Engaging, With Some Flaws

Stage Daughter by Sheryl Sorrentino (Self-Published, 2013, 358pp.)

Sonya Schoenberg, once an aspiring actress with big dreams, has now resigned herself to single motherhood. For the past twelve years, she has been a dedicated parent, doing her best to support her daughter’s creative side by enrolling her in San Francisco’s prestigious Oakland Regional Conservatory for the Arts.The problem? Sonya thinks Razia should be a drama student; Razia would rather be an artist. But what are offspring for, if not to fulfill their parents’ failed dreams? The other problem? Razia wants to meet her biological father. Not going to happen, as far as Sonya is concerned. But Razia is determined. She discovers that her father is none other than Aziz Qureshi, a celebrated Kawaiti-born yoga instructor who’s married with two children—and completely unaware of her existence. To her anger, Sonya forbids her from having anything to do with him. Bitter drama ensues as Aziz fights Sonya for the right to be in his new-found daughter’s life.

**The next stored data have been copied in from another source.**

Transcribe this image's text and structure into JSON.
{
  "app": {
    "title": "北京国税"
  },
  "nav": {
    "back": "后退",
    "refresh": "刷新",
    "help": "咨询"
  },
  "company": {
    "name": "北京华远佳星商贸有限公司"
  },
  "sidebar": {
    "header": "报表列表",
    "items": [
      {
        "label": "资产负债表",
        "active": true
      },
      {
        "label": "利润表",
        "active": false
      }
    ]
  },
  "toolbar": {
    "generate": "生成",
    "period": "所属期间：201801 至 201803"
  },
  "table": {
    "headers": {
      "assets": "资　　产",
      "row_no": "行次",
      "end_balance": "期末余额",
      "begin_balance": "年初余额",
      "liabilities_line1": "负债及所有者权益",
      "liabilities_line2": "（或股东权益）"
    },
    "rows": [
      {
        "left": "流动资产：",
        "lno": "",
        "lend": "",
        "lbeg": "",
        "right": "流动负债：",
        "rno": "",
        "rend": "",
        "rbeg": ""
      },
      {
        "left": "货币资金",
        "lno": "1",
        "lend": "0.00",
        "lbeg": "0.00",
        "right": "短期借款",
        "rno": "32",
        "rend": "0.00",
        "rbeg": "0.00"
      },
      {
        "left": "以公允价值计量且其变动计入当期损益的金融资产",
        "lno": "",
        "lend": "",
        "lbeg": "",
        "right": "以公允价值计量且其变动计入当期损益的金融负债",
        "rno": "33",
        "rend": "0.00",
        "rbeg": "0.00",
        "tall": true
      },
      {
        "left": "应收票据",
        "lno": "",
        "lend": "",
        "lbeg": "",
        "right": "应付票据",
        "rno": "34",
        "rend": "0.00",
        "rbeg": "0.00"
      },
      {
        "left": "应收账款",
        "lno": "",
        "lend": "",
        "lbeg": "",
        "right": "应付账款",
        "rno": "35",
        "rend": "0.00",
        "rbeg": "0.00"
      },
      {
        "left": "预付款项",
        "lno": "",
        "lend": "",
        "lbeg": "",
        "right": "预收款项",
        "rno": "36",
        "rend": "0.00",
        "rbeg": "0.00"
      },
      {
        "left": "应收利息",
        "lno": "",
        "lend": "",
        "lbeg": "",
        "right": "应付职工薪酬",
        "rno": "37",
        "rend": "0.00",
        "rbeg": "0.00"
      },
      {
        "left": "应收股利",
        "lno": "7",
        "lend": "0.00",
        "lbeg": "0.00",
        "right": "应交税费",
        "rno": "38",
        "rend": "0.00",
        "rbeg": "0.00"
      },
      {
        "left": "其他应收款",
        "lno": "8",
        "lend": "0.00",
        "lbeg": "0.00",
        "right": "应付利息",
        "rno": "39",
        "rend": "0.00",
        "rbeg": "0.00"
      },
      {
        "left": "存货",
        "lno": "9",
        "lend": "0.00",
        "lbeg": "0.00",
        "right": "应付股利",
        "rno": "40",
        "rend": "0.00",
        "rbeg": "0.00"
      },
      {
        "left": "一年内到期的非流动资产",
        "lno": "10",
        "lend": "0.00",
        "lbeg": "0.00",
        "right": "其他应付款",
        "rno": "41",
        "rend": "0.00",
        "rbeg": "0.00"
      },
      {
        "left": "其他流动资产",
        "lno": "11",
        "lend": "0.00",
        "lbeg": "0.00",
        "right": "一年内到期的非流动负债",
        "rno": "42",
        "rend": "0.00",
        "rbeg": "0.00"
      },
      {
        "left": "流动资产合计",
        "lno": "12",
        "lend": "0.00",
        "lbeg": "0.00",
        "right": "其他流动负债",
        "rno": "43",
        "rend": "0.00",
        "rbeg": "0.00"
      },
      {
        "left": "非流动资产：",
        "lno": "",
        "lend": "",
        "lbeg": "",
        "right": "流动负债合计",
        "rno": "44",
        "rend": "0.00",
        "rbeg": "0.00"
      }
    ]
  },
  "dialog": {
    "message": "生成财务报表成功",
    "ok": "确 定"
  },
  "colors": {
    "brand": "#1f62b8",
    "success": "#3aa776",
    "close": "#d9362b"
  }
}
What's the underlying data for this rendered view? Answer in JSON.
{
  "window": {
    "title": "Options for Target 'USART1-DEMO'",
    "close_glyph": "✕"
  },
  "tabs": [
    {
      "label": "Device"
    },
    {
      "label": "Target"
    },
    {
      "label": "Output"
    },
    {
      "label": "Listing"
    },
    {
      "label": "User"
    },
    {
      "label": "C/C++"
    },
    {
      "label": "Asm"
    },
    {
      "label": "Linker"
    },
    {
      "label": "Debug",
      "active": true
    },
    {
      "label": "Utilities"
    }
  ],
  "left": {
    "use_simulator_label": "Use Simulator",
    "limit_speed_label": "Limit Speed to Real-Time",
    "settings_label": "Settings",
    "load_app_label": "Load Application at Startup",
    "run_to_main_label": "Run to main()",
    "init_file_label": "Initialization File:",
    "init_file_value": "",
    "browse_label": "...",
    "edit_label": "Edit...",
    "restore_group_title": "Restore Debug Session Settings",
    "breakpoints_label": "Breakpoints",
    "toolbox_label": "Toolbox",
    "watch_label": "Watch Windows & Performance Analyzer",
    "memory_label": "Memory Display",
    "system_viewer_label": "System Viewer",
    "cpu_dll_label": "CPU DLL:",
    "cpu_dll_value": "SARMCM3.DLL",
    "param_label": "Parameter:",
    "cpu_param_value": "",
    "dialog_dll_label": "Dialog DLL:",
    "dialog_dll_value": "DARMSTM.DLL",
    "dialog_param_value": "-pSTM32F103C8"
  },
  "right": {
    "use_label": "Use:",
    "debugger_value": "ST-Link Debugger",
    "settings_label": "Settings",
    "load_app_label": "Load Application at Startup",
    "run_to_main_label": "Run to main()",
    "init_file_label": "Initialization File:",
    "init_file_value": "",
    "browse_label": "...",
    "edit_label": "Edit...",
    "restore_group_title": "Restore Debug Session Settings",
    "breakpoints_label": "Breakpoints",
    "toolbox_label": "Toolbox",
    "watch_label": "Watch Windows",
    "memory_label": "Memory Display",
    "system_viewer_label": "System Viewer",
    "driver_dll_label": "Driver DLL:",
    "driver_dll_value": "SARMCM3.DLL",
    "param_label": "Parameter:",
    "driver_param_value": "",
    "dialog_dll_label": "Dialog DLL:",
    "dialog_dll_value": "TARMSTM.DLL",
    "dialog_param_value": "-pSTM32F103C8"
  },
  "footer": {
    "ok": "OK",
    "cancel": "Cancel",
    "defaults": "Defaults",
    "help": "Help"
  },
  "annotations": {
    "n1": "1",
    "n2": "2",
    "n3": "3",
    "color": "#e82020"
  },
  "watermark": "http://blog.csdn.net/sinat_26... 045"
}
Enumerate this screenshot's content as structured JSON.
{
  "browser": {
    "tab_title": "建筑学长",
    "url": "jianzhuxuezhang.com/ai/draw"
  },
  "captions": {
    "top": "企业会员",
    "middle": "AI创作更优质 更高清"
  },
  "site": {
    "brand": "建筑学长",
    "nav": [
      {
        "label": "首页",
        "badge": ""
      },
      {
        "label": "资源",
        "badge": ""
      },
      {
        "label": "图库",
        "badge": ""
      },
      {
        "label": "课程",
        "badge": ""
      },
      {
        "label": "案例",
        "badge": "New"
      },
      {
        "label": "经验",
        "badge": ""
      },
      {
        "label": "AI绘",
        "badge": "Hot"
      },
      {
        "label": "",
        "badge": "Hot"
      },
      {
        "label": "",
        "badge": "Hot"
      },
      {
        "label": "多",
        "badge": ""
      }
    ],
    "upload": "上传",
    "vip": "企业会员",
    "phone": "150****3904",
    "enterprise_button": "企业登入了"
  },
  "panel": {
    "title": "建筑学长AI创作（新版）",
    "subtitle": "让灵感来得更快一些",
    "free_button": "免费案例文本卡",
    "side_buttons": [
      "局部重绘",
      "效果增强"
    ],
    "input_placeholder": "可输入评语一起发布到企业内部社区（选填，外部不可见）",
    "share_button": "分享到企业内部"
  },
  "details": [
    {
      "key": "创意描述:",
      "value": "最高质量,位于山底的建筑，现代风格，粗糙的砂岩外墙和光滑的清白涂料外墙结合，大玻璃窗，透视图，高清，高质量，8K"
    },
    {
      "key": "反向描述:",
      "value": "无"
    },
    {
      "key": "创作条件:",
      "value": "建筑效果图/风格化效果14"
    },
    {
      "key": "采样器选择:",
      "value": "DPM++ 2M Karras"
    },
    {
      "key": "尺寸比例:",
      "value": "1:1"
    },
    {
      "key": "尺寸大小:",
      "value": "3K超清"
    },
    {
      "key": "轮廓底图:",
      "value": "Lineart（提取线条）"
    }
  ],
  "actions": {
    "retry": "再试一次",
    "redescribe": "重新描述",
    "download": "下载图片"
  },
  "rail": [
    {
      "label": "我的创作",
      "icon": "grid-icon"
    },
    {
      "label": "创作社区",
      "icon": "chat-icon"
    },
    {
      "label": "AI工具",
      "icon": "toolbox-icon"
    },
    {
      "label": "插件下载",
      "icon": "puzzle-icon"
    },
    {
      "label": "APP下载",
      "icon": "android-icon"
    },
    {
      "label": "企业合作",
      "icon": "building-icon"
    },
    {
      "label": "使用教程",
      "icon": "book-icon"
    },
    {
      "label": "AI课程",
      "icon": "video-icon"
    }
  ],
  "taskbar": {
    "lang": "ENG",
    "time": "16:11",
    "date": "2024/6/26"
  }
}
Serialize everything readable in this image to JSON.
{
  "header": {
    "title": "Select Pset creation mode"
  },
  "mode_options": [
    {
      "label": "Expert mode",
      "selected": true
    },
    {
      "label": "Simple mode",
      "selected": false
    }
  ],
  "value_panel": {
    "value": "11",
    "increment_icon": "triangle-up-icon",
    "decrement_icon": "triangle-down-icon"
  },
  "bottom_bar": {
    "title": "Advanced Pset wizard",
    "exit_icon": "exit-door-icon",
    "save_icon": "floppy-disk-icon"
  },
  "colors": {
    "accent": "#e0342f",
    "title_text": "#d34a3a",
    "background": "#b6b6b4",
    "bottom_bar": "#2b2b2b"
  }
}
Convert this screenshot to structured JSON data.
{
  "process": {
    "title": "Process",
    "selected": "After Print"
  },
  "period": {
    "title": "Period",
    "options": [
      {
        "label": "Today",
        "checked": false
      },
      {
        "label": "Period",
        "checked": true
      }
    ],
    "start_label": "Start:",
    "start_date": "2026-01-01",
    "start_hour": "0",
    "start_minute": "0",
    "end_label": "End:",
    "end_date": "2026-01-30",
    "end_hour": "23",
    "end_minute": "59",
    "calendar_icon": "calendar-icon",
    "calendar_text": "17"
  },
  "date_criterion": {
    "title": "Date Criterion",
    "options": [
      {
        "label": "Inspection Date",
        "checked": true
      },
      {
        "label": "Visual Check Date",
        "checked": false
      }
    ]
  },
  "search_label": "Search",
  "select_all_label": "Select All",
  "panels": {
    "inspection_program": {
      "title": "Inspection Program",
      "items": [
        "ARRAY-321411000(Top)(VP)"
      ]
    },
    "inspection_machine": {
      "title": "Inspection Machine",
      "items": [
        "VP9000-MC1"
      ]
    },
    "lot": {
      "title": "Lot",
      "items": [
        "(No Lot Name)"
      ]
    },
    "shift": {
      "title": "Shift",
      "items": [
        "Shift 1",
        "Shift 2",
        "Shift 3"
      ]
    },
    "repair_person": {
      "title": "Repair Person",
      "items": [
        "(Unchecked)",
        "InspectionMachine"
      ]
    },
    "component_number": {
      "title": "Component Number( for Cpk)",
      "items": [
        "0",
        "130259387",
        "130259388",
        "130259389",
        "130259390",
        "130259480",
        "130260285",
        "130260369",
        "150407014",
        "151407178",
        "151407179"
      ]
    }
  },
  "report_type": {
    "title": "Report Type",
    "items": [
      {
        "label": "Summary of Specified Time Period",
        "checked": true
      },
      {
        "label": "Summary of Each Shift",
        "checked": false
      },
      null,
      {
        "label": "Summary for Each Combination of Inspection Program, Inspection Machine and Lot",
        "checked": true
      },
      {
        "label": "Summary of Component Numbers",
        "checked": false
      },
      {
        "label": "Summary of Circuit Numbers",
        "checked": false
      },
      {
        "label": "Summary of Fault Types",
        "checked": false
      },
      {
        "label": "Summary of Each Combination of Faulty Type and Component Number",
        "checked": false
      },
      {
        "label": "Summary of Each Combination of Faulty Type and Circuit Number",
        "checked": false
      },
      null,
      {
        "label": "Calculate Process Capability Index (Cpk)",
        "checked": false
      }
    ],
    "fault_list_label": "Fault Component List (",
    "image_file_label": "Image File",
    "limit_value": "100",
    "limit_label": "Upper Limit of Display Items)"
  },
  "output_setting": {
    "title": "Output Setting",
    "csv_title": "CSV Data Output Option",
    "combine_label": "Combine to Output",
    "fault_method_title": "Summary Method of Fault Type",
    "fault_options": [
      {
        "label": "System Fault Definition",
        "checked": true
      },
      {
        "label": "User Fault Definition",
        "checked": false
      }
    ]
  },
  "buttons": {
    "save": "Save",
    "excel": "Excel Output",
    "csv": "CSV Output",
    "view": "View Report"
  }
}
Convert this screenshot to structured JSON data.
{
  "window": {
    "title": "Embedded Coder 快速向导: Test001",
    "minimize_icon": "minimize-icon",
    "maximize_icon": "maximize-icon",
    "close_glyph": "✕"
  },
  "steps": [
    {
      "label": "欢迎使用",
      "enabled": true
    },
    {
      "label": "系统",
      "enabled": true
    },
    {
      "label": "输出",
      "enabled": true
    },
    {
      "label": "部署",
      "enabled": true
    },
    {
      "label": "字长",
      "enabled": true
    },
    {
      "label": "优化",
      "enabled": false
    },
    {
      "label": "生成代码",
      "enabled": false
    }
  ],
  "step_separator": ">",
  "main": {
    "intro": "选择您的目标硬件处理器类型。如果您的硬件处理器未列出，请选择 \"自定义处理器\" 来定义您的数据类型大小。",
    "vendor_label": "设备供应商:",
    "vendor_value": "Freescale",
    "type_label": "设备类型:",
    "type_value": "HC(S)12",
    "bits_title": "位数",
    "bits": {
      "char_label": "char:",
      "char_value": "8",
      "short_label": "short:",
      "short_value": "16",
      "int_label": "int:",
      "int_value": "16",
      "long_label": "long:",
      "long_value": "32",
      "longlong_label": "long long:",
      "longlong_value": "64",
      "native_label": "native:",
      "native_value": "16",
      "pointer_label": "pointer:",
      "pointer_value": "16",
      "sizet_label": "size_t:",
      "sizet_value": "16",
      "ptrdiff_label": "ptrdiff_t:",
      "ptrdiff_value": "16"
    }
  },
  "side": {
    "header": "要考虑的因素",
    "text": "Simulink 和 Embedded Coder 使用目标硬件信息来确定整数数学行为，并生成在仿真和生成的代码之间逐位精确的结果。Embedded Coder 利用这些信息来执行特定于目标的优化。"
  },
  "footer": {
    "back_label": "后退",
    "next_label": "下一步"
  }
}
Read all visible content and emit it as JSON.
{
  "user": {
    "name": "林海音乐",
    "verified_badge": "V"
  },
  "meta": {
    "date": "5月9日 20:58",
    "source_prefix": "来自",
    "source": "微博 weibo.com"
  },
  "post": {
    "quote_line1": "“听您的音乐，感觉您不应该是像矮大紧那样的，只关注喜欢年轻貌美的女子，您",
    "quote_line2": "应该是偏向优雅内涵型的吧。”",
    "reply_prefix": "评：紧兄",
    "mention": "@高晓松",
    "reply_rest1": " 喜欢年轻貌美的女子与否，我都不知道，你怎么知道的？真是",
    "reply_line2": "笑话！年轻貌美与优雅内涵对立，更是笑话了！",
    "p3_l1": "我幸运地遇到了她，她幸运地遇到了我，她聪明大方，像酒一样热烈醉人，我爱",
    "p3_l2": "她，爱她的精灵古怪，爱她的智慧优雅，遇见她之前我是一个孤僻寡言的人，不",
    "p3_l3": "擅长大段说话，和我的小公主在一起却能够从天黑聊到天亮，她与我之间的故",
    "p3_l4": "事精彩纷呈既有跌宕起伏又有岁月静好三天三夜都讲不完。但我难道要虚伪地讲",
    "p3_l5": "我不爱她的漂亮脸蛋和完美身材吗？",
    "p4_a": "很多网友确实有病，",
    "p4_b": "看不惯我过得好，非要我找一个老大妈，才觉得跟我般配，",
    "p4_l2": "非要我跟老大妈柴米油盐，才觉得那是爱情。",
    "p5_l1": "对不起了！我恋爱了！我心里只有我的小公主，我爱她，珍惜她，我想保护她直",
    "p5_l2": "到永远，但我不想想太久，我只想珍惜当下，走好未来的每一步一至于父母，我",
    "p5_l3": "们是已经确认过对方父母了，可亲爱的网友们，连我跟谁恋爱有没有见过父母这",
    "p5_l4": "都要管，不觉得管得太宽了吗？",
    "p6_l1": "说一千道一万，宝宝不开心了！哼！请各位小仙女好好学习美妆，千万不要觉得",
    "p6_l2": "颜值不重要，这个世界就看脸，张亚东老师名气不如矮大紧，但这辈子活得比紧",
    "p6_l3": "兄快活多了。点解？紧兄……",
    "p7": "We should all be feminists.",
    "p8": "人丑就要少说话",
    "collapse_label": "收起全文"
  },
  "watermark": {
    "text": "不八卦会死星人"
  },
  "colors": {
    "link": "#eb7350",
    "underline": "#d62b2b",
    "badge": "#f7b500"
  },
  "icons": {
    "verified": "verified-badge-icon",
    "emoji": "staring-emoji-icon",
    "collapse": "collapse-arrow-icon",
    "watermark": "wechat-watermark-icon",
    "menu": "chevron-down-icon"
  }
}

While I enjoyed the story, I felt that at 358 pages, the novel runs a little overlong because of its limited range of action. Sonya’s role in the story is somewhat limited by her repetitive behavior (insulting Aziz, blaming other people for her problems, etc.), which has the potential to affect the pacing. Regardless of this, however, it’s overall an engaging story worth reading at least once. I would definitely be interested in reading more of this author’s work.